On croise finalement un peu trop les mêmes monstres, alors qu’il y a certainement matière à être plus inventif. Sur ce point, Prodeus n’est pas aidé non plus par son scénario risible, à peine matérialisé par quelques lignes de texte. Cette narration trop en retrait a forcément une incidence sur la direction globale. C’est le problème de l’hommage, et cette tendance à trop se raccrocher à des branches connues d’avance.
Vous vous souvenez quand il fallait être patient ?
Heureusement que Prodeus se rattrape par son gameplay hyper bien calibré, certes volontairement limité (par l’échelle des vieux FPS). On prend beaucoup de plaisir à annihiler tout ce qui se trouve sur notre chemin, faisant pleuvoir le sang au rythme d’une bande son énervée quand c’est nécessaire. On se prend forcément un petit coup de vieux quand on y joue, se remémorant ces moments d’enfance ou d’adolescence passés sur un PC qui mettait beaucoup de temps à s’allumer. Cette époque un peu insouciante, où on savait encore être patient, où on n’était pas dérangé d’attendre 5 minutes pour jouer à peine deux fois plus. Où on ne crachait pas sa frustration sur Twitter au moindre bug. C’était le bon temps, diront certains. On ne manquera pas de dire aux concernés d’essayer Doom Eternal, un vrai renouveau prouvant que la saga peut encore exister.
Sur le contenu, Prodeus est irréprochable. L’arsenal est classique, mais efficace : un fusil capable d’enflammer ses tirs, un autre à canon scié, un lance-roquette, un lance-grenade, une mitrailleuse gatling… Les moyens pour déchiqueter, littéralement, les adversaires ne manquent pas. Toutes les armes sont équipées d’un tir secondaire pour gagner en efficacité, sachant qu’on peut en acheter des nouvelles en passant par des boutiques. Une aubaine pour parsemer les dizaines de niveaux de petites salles secrètes à trouver — comme c’était déjà le cas dans Doom –, remplies d’une ressource servant de monnaie virtuelle. Sur la structure, Prodeus se distingue par un échiquier reliant les différents chapitres, entre autres défis annexes.

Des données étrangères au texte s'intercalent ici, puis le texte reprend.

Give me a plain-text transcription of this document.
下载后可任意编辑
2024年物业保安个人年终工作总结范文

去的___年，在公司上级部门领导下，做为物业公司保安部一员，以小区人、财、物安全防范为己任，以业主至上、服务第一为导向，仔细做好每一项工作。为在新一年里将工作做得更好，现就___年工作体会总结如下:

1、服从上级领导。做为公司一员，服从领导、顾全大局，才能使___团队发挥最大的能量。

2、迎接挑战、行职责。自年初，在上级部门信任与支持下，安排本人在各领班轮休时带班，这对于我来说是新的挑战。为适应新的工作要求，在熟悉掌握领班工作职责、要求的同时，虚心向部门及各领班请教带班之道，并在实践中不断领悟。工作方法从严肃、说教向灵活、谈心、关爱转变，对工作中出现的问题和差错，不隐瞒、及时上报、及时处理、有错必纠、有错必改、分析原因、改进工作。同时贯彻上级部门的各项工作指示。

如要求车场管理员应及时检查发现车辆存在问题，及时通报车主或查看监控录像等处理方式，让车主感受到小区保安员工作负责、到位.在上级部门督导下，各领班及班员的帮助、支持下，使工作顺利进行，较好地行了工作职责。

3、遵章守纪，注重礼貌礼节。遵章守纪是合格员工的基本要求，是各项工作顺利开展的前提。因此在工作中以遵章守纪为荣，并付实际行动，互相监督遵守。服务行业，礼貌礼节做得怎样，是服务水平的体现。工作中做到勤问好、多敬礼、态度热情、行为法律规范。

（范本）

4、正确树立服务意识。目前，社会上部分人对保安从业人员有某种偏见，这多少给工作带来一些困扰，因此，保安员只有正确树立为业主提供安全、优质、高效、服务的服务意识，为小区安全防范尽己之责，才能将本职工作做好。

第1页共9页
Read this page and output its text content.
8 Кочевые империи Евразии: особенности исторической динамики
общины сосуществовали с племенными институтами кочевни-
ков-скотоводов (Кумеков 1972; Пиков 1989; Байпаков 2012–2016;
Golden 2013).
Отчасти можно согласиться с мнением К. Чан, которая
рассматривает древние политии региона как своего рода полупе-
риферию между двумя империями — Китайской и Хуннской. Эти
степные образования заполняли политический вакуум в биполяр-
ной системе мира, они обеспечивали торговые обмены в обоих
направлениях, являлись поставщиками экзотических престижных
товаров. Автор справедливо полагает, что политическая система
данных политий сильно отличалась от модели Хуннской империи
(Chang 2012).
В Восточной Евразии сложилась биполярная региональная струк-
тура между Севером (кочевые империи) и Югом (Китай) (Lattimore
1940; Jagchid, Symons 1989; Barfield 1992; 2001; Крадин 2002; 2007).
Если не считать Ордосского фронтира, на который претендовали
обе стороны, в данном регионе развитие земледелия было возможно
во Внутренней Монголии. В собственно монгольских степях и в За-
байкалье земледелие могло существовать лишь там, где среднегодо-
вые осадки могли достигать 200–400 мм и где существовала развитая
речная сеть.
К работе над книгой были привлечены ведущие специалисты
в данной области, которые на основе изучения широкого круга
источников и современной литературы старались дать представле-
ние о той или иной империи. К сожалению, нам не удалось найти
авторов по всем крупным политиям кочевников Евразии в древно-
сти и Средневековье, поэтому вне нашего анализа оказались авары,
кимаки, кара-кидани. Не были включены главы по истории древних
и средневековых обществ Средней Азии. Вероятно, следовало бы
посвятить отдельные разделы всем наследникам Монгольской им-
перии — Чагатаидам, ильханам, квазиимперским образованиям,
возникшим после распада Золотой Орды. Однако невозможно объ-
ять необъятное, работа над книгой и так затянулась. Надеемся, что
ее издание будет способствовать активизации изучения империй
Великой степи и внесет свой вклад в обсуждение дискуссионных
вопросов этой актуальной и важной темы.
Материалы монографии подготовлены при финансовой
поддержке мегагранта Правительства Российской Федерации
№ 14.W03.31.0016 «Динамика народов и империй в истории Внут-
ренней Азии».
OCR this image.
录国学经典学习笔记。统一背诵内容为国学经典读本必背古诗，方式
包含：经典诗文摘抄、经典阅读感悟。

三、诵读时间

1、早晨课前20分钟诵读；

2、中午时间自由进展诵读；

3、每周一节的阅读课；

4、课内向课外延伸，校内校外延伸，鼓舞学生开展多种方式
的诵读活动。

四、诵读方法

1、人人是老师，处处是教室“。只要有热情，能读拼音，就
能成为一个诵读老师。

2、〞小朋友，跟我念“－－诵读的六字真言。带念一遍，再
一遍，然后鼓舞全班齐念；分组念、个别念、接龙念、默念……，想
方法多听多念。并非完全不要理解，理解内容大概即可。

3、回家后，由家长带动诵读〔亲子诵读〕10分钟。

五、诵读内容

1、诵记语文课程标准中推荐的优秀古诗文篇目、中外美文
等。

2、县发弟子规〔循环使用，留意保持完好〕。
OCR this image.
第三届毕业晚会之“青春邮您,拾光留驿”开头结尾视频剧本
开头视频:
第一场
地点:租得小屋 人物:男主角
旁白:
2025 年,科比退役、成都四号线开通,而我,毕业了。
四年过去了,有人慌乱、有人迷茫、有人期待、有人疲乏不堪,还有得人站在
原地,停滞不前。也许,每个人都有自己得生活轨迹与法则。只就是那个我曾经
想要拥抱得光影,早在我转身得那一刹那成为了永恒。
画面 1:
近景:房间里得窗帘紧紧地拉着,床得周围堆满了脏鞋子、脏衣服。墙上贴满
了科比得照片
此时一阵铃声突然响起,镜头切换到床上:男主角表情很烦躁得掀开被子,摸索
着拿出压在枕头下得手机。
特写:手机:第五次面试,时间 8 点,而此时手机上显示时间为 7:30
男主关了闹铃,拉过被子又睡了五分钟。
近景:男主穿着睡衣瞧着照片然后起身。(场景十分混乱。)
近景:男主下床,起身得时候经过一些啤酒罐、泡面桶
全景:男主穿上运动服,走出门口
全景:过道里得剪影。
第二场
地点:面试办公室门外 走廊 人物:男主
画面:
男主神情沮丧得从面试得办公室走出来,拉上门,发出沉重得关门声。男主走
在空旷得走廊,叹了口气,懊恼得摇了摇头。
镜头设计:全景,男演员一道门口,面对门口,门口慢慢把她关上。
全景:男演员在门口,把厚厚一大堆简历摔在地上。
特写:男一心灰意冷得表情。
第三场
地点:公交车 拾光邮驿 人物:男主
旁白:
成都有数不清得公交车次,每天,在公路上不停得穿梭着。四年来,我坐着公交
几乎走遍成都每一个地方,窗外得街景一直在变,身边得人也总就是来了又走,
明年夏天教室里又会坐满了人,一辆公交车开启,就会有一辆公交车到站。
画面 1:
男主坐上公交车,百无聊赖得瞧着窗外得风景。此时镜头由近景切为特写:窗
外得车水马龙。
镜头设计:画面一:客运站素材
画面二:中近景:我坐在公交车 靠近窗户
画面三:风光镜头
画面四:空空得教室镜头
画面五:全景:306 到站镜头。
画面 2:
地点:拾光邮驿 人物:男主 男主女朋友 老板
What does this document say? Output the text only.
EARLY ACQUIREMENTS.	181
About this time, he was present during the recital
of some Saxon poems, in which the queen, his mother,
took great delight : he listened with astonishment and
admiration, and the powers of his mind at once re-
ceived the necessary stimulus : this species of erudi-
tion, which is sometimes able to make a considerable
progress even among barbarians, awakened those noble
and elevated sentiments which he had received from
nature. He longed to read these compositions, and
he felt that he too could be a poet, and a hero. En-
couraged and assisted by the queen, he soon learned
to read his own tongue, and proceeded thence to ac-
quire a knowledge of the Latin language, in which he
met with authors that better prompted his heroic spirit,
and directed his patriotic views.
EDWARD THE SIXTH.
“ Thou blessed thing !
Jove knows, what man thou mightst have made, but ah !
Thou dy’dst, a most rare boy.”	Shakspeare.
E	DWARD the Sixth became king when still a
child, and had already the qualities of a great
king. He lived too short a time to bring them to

Outre la campagne principale qui nous fait voyager entre plusieurs dimensions et les multiples niveaux de difficulté (attention, les dernières missions sont corsées), Prodeus se paie le luxe de proposer plusieurs modes en ligne — toujours avec le classicisme pour philosophie. Mieux, il laisse à la communauté la liberté de concevoir des niveaux, au moyen d’un éditeur qui plaira aux plus créatifs. De A à Z, on sent que Bounding Box Software entretient l’amour du travail bien fait. La proposition ne parlera pas à tout le monde, certes, mais les férus de Doom ne pourront pas y rester insensibles.
Le verdict
Prodeus
Voir la ficheOn a aimé
- Visuellement, le mix vieux/moderne est top
- Le feeling des armes
- Contenu à la hauteur
On a moins aimé
- Il faut aimer les vieux Doom
- Aucun effort sur la narration
- Manque un peu d’identité
Prodeus est une madeleine de Proust, avec une saveur qui rappelle, comme prévu, les premiers épisodes de Doom. Il y a nécessairement une barrière à l’entrée : sans affect pour les FPS cultes de id Software, on n’est pas certain que la proposition vous parlera. Mais si vous avez passé votre enfance ou votre adolescence à tuer des ennemis sans trop réfléchir, alors cet hommage vaut le détour.
C’est d’autant plus vrai que les développeurs ont soigné la forme, avec un rendu mélangeant le vieux et le moderne. Le cachet est indéniable, le feeling est idéal et le contenu est vraiment appréciable. Il s’en remet un peu trop à ses acquis parfois, mais il fera dire aux plus nostalgiques : c’était quand même mieux avant.